OLG Saarbrücken:
Vorschriften über grenzüberschreitende Verschmelzung auf grenzüberschreitenden Formwechsel einer Gesellschaft ergänzend anzuwenden
Entscheidung
Bis zur Umsetzung der EU-Richtlinie zum grenzüberschreitenden Formwechsel (Richtlinie (EU) 2019/2121 vom 27.11.2019) können bestehende deutsche Regelungen zur grenzüberschreitenden Verschmelzung auf einen Formwechsel einer deutschen Gesellschaft in eine EU-ausländische Rechtsform anwendbar und europarechtskonform auszulegen sein (OLG Saarbrücken, Beschluss vom 07.01.2020 – 5 W 79/19).
Hintergrund
Eine GmbH beabsichtigte den Wechsel in die Rechtsform einer französischen Kapitalgesellschaft mit Sitz in Frankreich. Das für die Registereintragung zuständige deutsche Amtsgericht verweigerte allerdings die Eintragung, und zwar unter Verweis auf die unstreitig fehlende vorherige Bekanntmachung des Umwandlungsbeschlusses im Handelsregister.

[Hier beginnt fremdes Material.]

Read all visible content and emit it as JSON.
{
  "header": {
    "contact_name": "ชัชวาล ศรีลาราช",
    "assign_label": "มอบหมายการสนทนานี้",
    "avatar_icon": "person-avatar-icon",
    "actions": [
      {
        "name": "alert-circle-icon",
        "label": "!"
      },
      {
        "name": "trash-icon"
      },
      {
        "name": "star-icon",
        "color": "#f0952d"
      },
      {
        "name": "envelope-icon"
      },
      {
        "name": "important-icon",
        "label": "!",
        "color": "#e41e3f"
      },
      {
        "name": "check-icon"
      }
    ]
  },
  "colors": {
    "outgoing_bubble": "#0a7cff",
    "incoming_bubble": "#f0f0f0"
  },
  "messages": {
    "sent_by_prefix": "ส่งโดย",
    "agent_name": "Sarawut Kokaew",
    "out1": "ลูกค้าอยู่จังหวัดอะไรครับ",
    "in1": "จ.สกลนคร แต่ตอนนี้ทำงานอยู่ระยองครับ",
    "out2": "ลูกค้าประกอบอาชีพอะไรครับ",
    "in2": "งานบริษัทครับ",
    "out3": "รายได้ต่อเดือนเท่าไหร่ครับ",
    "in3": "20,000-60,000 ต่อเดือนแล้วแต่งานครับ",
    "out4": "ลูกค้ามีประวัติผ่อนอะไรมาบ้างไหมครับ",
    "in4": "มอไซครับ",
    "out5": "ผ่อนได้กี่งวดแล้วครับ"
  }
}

Das OLG Saarbrücken teilte die Ansicht des Amtsgerichts. Dem Vollzug des Eintragungsantrags stehe entgegen, dass wesentliche, bei europarechtskonformer Auslegung anwendbare nationale Schutzvorschriften des deutschen Umwandlungsrechts nicht erfüllt seien. Anders als für die grenzüberschreitende Verschmelzung gebe es derzeit nämlich noch keine nationalen Regelungen für den grenzüberschreitenden Formwechsel. Der deutsche Gesetzgeber habe vielmehr noch bis Ende Januar 2023 Zeit, die Richtlinie (EU) 2019/2121 vom 27.11.2019 in nationales Recht umzusetzen. Die europäische Grundfreiheit der Niederlassungsfreiheit (Art. 49 und 54 AEUV) gebiete aber, dass ein Formwechsel aus bzw. in das EU-Ausland bereits jetzt möglich sein muss.
Das OLG Saarbrücken stellte fest, dass bis zur Umsetzung der Richtlinie die Formwechselvorschriften der §§ 190 ff. UmwG anzuwenden und richtlinienkonform auszulegen sind. Darüber hinaus sollen die für grenzüberschreitende Verschmelzungen geltenden Vorschriften (§§ 122d, 122e UmwG) zur Bekanntmachung des Verschmelzungsplans und zur Erstellung eines Verschmelzungsberichts entsprechend greifen, sofern der Schutz Dritter dies erfordert.
Nach Ansicht des Gerichts war dieser Drittschutz und damit die Geltung der Verschmelzungsvorschriften hier geboten. Denn aufgrund des grenzüberschreitenden Bezugs und des damit verbundenen Wechsels der Rechtsordnung bestehe ein Informationsbedürfnis der betroffenen Gläubiger und Arbeitnehmer. Folglich stelle der Mangel einer vorherigen Bekanntmachung des Umwandlungsbeschlusses im Handelsregister ein Eintragungshindernis dar. Ob dies auch wie vom Registergericht angenommen für den Verzicht auf den Umwandlungsbericht gilt, ließ das OLG dagegen offen.
Praxishinweis
Bis auf weiteres ist in Fällen wie diesen eine vorherige Abstimmung mit dem Registergericht über das Eintragungsverfahren geboten. Mit einer Umsetzung der Richtlinie zum grenzüberschreitenden Formwechsel vor dem Jahr 2022 ist nicht zu rechnen. Vorsorglich sollten nicht nur die aktuell bestehenden nationalen Vorschriften zum Formwechsel und zur grenzüberschreitenden Verschmelzung, sondern auch die Regelungen der umzusetzenden EU-Richtlinie im Auge behalten werden.